Leaders prepare final push in tight UK election

May 05, 2015

Britain's political leaders on Tuesday began a final push for votes ahead of this week's knife-edge general election while preparing for the likelihood of drawn-out negotiations once polls close.

LONDON - Britain's political leaders on Tuesday began a final push for votes ahead of this week's knife-edge general election while preparing for the likelihood of drawn-out negotiations once polls close.

Prime Minister David Cameron, whose Conservatives are neck and neck with the opposition Labour party in opinion polls, launched a 36-hour tour of the country that will see him campaign through the night up to the last minute.

Neither of the two main parties is expected to win a clear majority in the House of Commons after Thursday's vote. This would mean days or even weeks of negotiations after the election as both sought to team up with smaller parties to take power.

Nevertheless, Cameron urged voters to give his party a clear mandate to govern, saying the alternative was years of "backroom deals" and "bribes" as Labour sought to form a government with the support of the pro-independence Scottish National Party (SNP).

"There is still time to determine the outcome of this election," Cameron said on the campaign trail with London Mayor Boris Johnson in north London.

"Don't talk about predicting the future -- shape the future with your vote."

Labour leader Ed Miliband sought to focus on the state-run National Health Service after days of questions about whether he would work with Nicola Sturgeon's SNP to govern.

"Britain faces a clear choice on Thursday: between a Labour government that will put working people first or a Tory government that will only ever work for the privileged few," he said.

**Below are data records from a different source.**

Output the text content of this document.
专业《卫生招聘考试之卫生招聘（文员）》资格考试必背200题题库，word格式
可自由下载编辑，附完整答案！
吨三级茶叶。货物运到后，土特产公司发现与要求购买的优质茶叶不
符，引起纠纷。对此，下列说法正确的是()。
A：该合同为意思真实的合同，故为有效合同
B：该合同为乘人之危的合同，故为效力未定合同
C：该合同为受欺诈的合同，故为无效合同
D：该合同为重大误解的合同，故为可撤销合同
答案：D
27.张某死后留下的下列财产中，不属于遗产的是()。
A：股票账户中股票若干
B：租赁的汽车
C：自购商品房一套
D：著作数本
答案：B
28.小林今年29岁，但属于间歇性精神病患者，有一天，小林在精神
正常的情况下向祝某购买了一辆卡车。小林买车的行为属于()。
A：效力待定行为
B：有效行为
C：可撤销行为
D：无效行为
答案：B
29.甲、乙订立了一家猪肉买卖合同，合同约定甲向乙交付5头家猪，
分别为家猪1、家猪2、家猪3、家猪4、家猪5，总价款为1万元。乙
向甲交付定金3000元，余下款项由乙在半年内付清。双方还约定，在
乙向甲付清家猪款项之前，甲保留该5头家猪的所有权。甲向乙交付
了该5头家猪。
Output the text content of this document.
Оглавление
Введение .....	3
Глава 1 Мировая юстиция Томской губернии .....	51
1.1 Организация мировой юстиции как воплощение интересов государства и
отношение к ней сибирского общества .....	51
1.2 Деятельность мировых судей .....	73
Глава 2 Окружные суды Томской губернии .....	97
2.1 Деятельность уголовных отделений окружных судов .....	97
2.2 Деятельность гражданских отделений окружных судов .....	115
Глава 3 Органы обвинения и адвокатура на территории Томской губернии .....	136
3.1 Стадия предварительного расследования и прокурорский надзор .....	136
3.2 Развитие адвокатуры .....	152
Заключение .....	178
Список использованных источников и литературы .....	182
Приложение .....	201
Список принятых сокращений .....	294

Miliband has ruled out a formal deal with the SNP but it is thought he could be prepared to work with them on a vote-by-vote basis to take power in a minority government.

Second vote before Christmas?

While neither of the two main party leaders is talking in public about the possibility of a minority government, the polls suggest that Britain is heading that way for the first time since 1997.

The BBC's poll of polls puts the Conservatives and Labour at 34 percent and 33 percent respectively, figures that have barely shifted since the start of the election.

It is thought that neither of the main parties will win a clear majority in the 650-seat House of Commons -- in practice 323, since Irish nationalists Sinn Fein and the speaker do not take up their seats.

Therefore the role of smaller parties such as the Liberal Democrats and the SNP is likely to be crucial.

Liberal Democrat leader Nick Clegg, whose centrist party has been the junior partner in Cameron's Conservative-led coalition for the past five years, openly raised the prospect of a second election this year on the campaign trail.

He said that only his party, which is keeping open the possibility of backing either of the two main parties, could help create a stable government by working with the Conservatives or Labour.

"Everybody knows that no one will win this election, even if David Cameron and Ed Miliband won't admit it publicly," Clegg said.

"The last thing Britain needs is a second election before Christmas. But that is exactly what will happen if Ed Miliband and David Cameron put their own political interest ahead of the national interest."

But the Liberal Democrats could lose half their 57 members of parliament, and Clegg himself is fighting to keep his seat.

Meanwhile, the SNP could win more than 50 of the 59 seats in Scotland, despite losing last year's independence referendum.

Sturgeon has vowed to block the Conservatives and wants to work with Labour while extracting concessions such as stopping austerity cuts and scrapping Britain's Trident nuclear deterrent submarines, based in Scottish waters.

Sturgeon accused Cameron of "desperation" in his comments against the SNP and vowed to shut his party out of government.

"The fact of the matter is, if there's an anti-Tory (Conservative) majority on Friday morning, I want to see that anti-Tory majority come together to get the Tories out, but then make sure that it's replaced with something better," she said.